Grange Park Preparatory School suits families who want a genuinely small prep, clear routines, and a senior school transition process that covers both selective and independent routes. The strongest evidence of “fit” is the combination of published SATs outcomes with openly stated cohort sizes, and the unusually detailed destination breakdown for a recent Year 6 class.
Who it suits: pupils who respond well to being known, guided and stretched in a one-form environment, and parents who value structured pastoral support plus long-day wraparound. The main challenge is that Reception places can be limited and priority rules reward early registration rather than last-minute decision making.
The latest inspection evidence supports a positive picture, with all key standards reported as met and safeguarding included within those standards. The school also publishes Key Stage 2 SATs outcomes and states the cohort size, which helps parents interpret results realistically in a small setting.

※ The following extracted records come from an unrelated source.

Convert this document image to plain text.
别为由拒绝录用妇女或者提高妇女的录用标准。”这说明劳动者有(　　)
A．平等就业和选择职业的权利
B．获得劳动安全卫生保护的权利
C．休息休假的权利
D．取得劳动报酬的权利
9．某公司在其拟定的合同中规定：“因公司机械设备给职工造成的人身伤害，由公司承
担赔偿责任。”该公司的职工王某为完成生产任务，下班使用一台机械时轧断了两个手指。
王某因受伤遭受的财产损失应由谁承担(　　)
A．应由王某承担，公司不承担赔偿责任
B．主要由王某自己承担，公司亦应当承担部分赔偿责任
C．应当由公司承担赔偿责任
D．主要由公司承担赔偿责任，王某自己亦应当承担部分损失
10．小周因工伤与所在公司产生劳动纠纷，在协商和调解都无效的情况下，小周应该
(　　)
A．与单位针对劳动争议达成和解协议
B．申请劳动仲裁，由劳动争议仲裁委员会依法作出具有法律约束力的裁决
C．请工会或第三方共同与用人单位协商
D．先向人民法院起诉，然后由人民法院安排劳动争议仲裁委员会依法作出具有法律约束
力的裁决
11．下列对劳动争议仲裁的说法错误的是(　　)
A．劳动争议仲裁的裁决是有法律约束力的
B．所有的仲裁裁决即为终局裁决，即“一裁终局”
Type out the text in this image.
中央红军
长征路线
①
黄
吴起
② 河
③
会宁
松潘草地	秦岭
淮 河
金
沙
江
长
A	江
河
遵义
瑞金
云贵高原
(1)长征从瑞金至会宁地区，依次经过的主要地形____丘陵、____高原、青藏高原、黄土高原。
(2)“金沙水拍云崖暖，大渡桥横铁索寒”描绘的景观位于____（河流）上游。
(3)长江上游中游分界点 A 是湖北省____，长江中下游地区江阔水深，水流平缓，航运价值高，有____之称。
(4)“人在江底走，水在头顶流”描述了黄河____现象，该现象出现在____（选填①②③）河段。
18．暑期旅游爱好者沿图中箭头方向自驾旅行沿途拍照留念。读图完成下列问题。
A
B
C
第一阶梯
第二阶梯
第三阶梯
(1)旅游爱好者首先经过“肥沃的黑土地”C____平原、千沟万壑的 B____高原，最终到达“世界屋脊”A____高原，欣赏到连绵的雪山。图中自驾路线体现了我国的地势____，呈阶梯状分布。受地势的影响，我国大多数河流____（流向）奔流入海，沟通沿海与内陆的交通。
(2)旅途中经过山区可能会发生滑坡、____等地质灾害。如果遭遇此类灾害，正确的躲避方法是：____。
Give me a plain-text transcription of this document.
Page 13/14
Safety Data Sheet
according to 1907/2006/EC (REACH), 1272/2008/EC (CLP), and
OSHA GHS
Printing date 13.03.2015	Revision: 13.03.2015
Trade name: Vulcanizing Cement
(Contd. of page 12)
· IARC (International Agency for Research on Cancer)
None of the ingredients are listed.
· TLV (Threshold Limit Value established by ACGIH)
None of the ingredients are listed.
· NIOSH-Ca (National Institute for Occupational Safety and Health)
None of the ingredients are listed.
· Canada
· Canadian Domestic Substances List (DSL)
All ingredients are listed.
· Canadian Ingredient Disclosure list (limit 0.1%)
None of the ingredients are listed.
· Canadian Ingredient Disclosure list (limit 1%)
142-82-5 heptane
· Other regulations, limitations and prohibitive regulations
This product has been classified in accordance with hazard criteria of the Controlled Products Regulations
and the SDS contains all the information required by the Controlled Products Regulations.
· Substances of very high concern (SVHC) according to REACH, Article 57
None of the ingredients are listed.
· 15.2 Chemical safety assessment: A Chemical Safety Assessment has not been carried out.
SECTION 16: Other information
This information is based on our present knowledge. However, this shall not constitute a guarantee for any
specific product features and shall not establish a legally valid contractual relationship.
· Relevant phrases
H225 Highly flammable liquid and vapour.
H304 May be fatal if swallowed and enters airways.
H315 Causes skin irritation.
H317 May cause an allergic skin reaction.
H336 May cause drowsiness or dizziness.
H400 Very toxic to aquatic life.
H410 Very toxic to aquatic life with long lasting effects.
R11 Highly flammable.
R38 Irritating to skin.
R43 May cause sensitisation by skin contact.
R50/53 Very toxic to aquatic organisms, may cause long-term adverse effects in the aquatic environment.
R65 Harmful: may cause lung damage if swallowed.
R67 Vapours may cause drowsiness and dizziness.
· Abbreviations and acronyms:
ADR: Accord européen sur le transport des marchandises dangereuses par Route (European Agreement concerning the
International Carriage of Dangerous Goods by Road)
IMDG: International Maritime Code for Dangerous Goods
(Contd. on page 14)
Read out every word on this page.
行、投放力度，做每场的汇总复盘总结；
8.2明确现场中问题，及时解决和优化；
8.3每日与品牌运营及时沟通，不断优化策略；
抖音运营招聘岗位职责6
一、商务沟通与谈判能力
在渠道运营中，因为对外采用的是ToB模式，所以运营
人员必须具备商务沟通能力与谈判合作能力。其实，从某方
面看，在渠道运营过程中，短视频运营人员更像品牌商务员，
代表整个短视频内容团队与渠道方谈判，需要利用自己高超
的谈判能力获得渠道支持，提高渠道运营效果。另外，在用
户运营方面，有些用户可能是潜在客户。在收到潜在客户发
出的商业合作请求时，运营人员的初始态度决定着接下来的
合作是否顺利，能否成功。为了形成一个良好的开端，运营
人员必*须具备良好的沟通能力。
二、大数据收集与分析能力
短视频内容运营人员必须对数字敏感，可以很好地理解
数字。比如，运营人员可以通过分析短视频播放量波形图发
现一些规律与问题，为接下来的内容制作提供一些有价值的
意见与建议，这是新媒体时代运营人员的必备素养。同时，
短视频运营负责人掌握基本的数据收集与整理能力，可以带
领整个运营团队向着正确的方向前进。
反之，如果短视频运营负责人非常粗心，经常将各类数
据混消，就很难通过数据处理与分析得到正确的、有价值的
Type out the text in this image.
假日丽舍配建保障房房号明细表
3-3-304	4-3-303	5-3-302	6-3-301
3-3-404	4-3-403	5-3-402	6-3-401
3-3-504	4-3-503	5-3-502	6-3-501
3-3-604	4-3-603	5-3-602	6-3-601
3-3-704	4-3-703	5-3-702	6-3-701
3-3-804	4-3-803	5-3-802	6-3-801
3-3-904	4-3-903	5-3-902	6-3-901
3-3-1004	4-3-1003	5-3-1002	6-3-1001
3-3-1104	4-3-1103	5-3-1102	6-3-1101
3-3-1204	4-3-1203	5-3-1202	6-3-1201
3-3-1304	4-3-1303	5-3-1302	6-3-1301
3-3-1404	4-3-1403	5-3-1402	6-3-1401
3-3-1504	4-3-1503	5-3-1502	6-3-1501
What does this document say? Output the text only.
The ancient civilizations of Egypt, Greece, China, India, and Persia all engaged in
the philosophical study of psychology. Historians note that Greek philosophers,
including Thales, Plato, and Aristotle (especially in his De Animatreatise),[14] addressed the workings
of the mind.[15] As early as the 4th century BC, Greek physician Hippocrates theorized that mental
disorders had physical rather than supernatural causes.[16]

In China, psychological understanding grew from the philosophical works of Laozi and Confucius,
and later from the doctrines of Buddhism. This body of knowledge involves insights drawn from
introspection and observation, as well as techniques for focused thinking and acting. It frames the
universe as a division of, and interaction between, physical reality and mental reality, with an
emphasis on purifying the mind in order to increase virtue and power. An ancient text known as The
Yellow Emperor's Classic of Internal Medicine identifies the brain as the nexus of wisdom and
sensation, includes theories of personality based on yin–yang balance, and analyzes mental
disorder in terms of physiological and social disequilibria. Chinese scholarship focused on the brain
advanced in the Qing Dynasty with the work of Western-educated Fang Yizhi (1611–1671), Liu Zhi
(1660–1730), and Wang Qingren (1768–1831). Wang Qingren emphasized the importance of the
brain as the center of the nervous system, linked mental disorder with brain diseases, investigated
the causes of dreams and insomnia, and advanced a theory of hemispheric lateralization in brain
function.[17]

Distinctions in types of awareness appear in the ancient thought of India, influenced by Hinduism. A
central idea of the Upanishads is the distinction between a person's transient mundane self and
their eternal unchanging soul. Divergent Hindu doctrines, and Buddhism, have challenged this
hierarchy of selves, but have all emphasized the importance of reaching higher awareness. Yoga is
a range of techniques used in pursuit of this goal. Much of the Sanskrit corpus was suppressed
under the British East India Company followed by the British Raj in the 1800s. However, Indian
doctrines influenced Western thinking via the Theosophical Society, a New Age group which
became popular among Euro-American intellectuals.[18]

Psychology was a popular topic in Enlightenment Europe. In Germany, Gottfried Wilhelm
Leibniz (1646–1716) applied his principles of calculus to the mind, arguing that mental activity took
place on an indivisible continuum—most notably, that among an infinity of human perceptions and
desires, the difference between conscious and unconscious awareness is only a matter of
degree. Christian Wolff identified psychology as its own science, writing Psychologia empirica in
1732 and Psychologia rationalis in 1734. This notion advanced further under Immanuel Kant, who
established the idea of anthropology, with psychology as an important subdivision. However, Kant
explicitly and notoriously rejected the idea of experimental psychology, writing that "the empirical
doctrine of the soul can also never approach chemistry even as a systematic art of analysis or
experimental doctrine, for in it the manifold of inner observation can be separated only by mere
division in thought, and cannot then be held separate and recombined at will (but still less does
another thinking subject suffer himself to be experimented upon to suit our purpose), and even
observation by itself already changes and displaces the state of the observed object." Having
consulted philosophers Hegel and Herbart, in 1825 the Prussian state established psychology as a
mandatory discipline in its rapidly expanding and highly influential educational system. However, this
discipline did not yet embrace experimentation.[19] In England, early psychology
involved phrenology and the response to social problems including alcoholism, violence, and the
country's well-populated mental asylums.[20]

For 2025-26, Reception to Year 6 fees are £4,878 per term, inclusive of VAT, with a published breakdown between tuition and educational materials. One-off charges include a £50 registration fee and a £750 acceptance deposit, and the school describes available discounts and means-tested bursaries.
Admissions are non-selective but structured. The process includes a tour and interview plus a taster day. Reception entry can be oversubscribed, with priority given first to staff children within the wider group, then siblings, then applicants in registration order. In-year places depend on availability and usually involve a taster morning.
The school publishes a list of destination schools and a cohort breakdown for the Year 6 class that left in July 2025. That cohort moved to a mix of selective state and independent schools, including Latymer, Dame Alice Owen’s, Forest School, Highlands and Queenswood, among others.
Yes. The school describes wraparound provision running from 7:45am to 6:00pm, with breakfast club in the morning and after-school care from 3:30pm, including supervised homework time early in the session.